The PEARL-1A and PEARL-1B mission is particularly important because it positions Foxconn as a more serious contender in aerospace-adjacent innovation, potentially opening future opportunities in satellite infrastructure, communication networks, and scientific research.

As demand for satellite-based communication and data systems continues to rise, Foxconn’s latest move signals that major electronics manufacturers are seeking a role in the evolving commercial space economy.

Nvidia B300 Servers Hit $1M in China as US Curbs Tighten Supply

Nvidia’s advanced B300 AI servers are reportedly selling for nearly 7 million yuan, around $1 million, in China as stricter US export controls and anti-smuggling crackdowns sharply reduce supply. According to industry sources, prices have almost doubled from roughly 4 million yuan late last year, creating a major scarcity premium in the Chinese grey market.

The B300 server, equipped with eight B300 GPUs, costs around $550,000 in the United States, but Chinese demand for high-end AI computing has pushed prices far beyond that level. Chinese technology companies are aggressively seeking cost-efficient hardware to power AI inference and token generation, while many remain cautious about directly holding Nvidia systems due to sanctions concerns.

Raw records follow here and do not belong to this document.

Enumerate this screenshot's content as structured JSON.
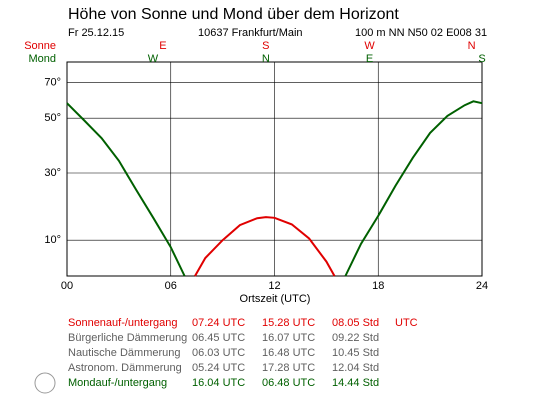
{
  "chart_data": {
    "type": "line",
    "title": "Höhe von Sonne und Mond über dem Horizont",
    "date": "Fr 25.12.15",
    "place": "10637 Frankfurt/Main",
    "position": "100 m NN N50 02 E008 31",
    "x_label": "Ortszeit (UTC)",
    "xlim": [
      0,
      24
    ],
    "xticks": [
      {
        "value": 0,
        "label": "00"
      },
      {
        "value": 6,
        "label": "06"
      },
      12,
      18,
      24
    ],
    "ylim": [
      0,
      90
    ],
    "yscale": "sine",
    "yticks": [
      {
        "value": 10,
        "label": "10°"
      },
      {
        "value": 30,
        "label": "30°"
      },
      {
        "value": 50,
        "label": "50°"
      },
      {
        "value": 70,
        "label": "70°"
      }
    ],
    "grid": true,
    "series": [
      {
        "name": "Sonne",
        "color": "#e00000",
        "directions": [
          {
            "label": "E",
            "x": 5.55
          },
          {
            "label": "S",
            "x": 11.5
          },
          {
            "label": "W",
            "x": 17.5
          },
          {
            "label": "N",
            "x": 23.4
          }
        ],
        "x": [
          7.4,
          8,
          9,
          10,
          11,
          11.5,
          12,
          13,
          14,
          15,
          15.47
        ],
        "values": [
          0,
          5,
          10,
          14.3,
          16.3,
          16.6,
          16.4,
          14.5,
          10.5,
          4,
          0
        ]
      },
      {
        "name": "Mond",
        "color": "#006000",
        "directions": [
          {
            "label": "W",
            "x": 4.97
          },
          {
            "label": "N",
            "x": 11.5
          },
          {
            "label": "E",
            "x": 17.5
          },
          {
            "label": "S",
            "x": 24
          }
        ],
        "x": [
          0,
          1,
          2,
          3,
          4,
          5,
          6,
          6.8,
          null,
          16.1,
          17,
          18,
          19,
          20,
          21,
          22,
          23,
          23.5,
          24
        ],
        "values": [
          57,
          49,
          42,
          34,
          24.7,
          16.3,
          8,
          0,
          null,
          0,
          9,
          17,
          26,
          35,
          44,
          51,
          56,
          58,
          57
        ]
      }
    ]
  },
  "info_table": {
    "rows": [
      {
        "color": "#e00000",
        "cells": [
          "Sonnenauf-/untergang",
          "07.24 UTC",
          "15.28 UTC",
          "08.05 Std",
          "UTC"
        ]
      },
      {
        "color": "#606060",
        "cells": [
          "Bürgerliche Dämmerung",
          "06.45 UTC",
          "16.07 UTC",
          "09.22 Std"
        ]
      },
      {
        "color": "#606060",
        "cells": [
          "Nautische Dämmerung",
          "06.03 UTC",
          "16.48 UTC",
          "10.45 Std"
        ]
      },
      {
        "color": "#606060",
        "cells": [
          "Astronom. Dämmerung",
          "05.24 UTC",
          "17.28 UTC",
          "12.04 Std"
        ]
      },
      {
        "color": "#006000",
        "cells": [
          "Mondauf-/untergang",
          "16.04 UTC",
          "06.48 UTC",
          "14.44 Std"
        ]
      }
    ],
    "moon_phase": "Vollmond"
  }
}
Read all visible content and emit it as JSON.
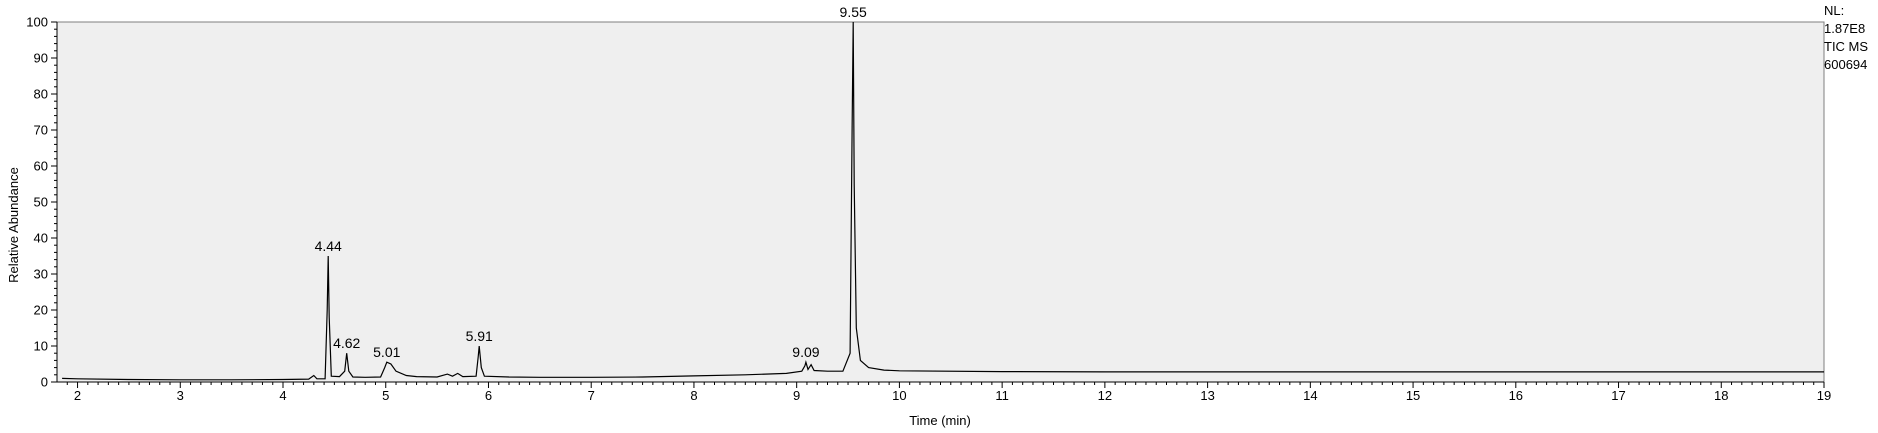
{
  "chart_data": {
    "type": "line",
    "title": "",
    "xlabel": "Time (min)",
    "ylabel": "Relative Abundance",
    "xlim": [
      1.8,
      19
    ],
    "ylim": [
      0,
      100
    ],
    "x_ticks": [
      2,
      3,
      4,
      5,
      6,
      7,
      8,
      9,
      10,
      11,
      12,
      13,
      14,
      15,
      16,
      17,
      18,
      19
    ],
    "y_ticks": [
      0,
      10,
      20,
      30,
      40,
      50,
      60,
      70,
      80,
      90,
      100
    ],
    "grid": false,
    "legend": "none",
    "colors": {
      "plot_bg": "#efefef",
      "line": "#000000"
    },
    "info_lines": [
      "NL:",
      "1.87E8",
      "TIC  MS",
      "600694"
    ],
    "peak_labels": [
      {
        "x": 4.44,
        "y": 35,
        "text": "4.44"
      },
      {
        "x": 4.62,
        "y": 8,
        "text": "4.62"
      },
      {
        "x": 5.01,
        "y": 5.5,
        "text": "5.01"
      },
      {
        "x": 5.91,
        "y": 10,
        "text": "5.91"
      },
      {
        "x": 9.09,
        "y": 5.5,
        "text": "9.09"
      },
      {
        "x": 9.55,
        "y": 100,
        "text": "9.55"
      }
    ],
    "series": [
      {
        "values": [
          [
            1.85,
            1.0
          ],
          [
            2.0,
            0.9
          ],
          [
            2.5,
            0.7
          ],
          [
            3.0,
            0.6
          ],
          [
            3.5,
            0.6
          ],
          [
            4.0,
            0.7
          ],
          [
            4.25,
            0.8
          ],
          [
            4.3,
            1.8
          ],
          [
            4.33,
            0.9
          ],
          [
            4.41,
            0.9
          ],
          [
            4.43,
            20
          ],
          [
            4.44,
            35
          ],
          [
            4.45,
            18
          ],
          [
            4.47,
            1.6
          ],
          [
            4.55,
            1.5
          ],
          [
            4.6,
            3.0
          ],
          [
            4.62,
            8.0
          ],
          [
            4.64,
            3.0
          ],
          [
            4.68,
            1.4
          ],
          [
            4.8,
            1.3
          ],
          [
            4.95,
            1.4
          ],
          [
            4.99,
            4.0
          ],
          [
            5.01,
            5.5
          ],
          [
            5.05,
            5.0
          ],
          [
            5.1,
            3.0
          ],
          [
            5.2,
            1.8
          ],
          [
            5.3,
            1.5
          ],
          [
            5.5,
            1.4
          ],
          [
            5.6,
            2.2
          ],
          [
            5.65,
            1.6
          ],
          [
            5.7,
            2.4
          ],
          [
            5.75,
            1.5
          ],
          [
            5.88,
            1.6
          ],
          [
            5.9,
            7.0
          ],
          [
            5.91,
            10.0
          ],
          [
            5.93,
            4.0
          ],
          [
            5.96,
            1.6
          ],
          [
            6.2,
            1.4
          ],
          [
            6.5,
            1.3
          ],
          [
            7.0,
            1.3
          ],
          [
            7.5,
            1.4
          ],
          [
            8.0,
            1.7
          ],
          [
            8.5,
            2.0
          ],
          [
            8.9,
            2.4
          ],
          [
            9.05,
            3.0
          ],
          [
            9.08,
            4.5
          ],
          [
            9.09,
            5.5
          ],
          [
            9.11,
            3.5
          ],
          [
            9.14,
            4.8
          ],
          [
            9.17,
            3.2
          ],
          [
            9.3,
            3.0
          ],
          [
            9.45,
            3.0
          ],
          [
            9.52,
            8.0
          ],
          [
            9.54,
            70.0
          ],
          [
            9.55,
            100.0
          ],
          [
            9.56,
            55.0
          ],
          [
            9.58,
            15.0
          ],
          [
            9.62,
            6.0
          ],
          [
            9.7,
            4.0
          ],
          [
            9.85,
            3.3
          ],
          [
            10.0,
            3.1
          ],
          [
            11.0,
            2.9
          ],
          [
            12.0,
            2.8
          ],
          [
            13.0,
            2.8
          ],
          [
            14.0,
            2.8
          ],
          [
            15.0,
            2.8
          ],
          [
            16.0,
            2.8
          ],
          [
            17.0,
            2.8
          ],
          [
            18.0,
            2.8
          ],
          [
            19.0,
            2.8
          ]
        ]
      }
    ]
  }
}
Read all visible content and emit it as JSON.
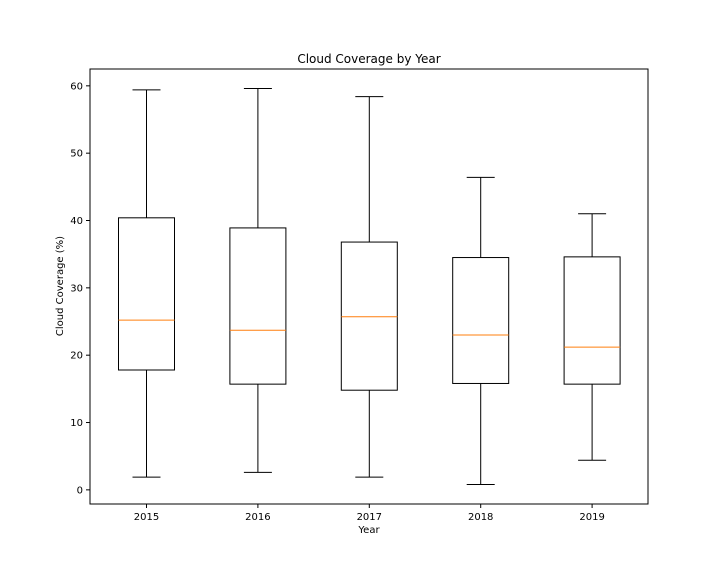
{
  "chart_data": {
    "type": "box",
    "title": "Cloud Coverage by Year",
    "xlabel": "Year",
    "ylabel": "Cloud Coverage (%)",
    "categories": [
      "2015",
      "2016",
      "2017",
      "2018",
      "2019"
    ],
    "boxes": [
      {
        "category": "2015",
        "min": 1.9,
        "q1": 17.8,
        "median": 25.2,
        "q3": 40.4,
        "max": 59.4
      },
      {
        "category": "2016",
        "min": 2.6,
        "q1": 15.7,
        "median": 23.7,
        "q3": 38.9,
        "max": 59.6
      },
      {
        "category": "2017",
        "min": 1.9,
        "q1": 14.8,
        "median": 25.7,
        "q3": 36.8,
        "max": 58.4
      },
      {
        "category": "2018",
        "min": 0.8,
        "q1": 15.8,
        "median": 23.0,
        "q3": 34.5,
        "max": 46.4
      },
      {
        "category": "2019",
        "min": 4.4,
        "q1": 15.7,
        "median": 21.2,
        "q3": 34.6,
        "max": 41.0
      }
    ],
    "yticks": [
      0,
      10,
      20,
      30,
      40,
      50,
      60
    ],
    "ylim": [
      -2.1,
      62.5
    ],
    "grid": false,
    "colors": {
      "box": "#000000",
      "whisker": "#000000",
      "median": "#ff7f0e"
    }
  }
}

Reuters reports that pressure increased after US authorities prosecuted Supermicro co-founder Wally Liaw in March, disrupting key black-market supply channels. Nvidia emphasized that B300 systems are restricted from sale in China and warned that unauthorized diversion would receive no support or service from the company.

Some Chinese firms unable to afford direct purchases are instead turning to rentals, with short-term annual contracts reaching 190,000 yuan per month. At the same time, domestic players like Huawei are trying to capitalize on Nvidia’s restricted access, challenging Nvidia’s estimated 55% Chinese AI chip market share.

The surge highlights how geopolitical restrictions are reshaping China’s AI infrastructure market, driving up costs while accelerating local competition in advanced computing hardware.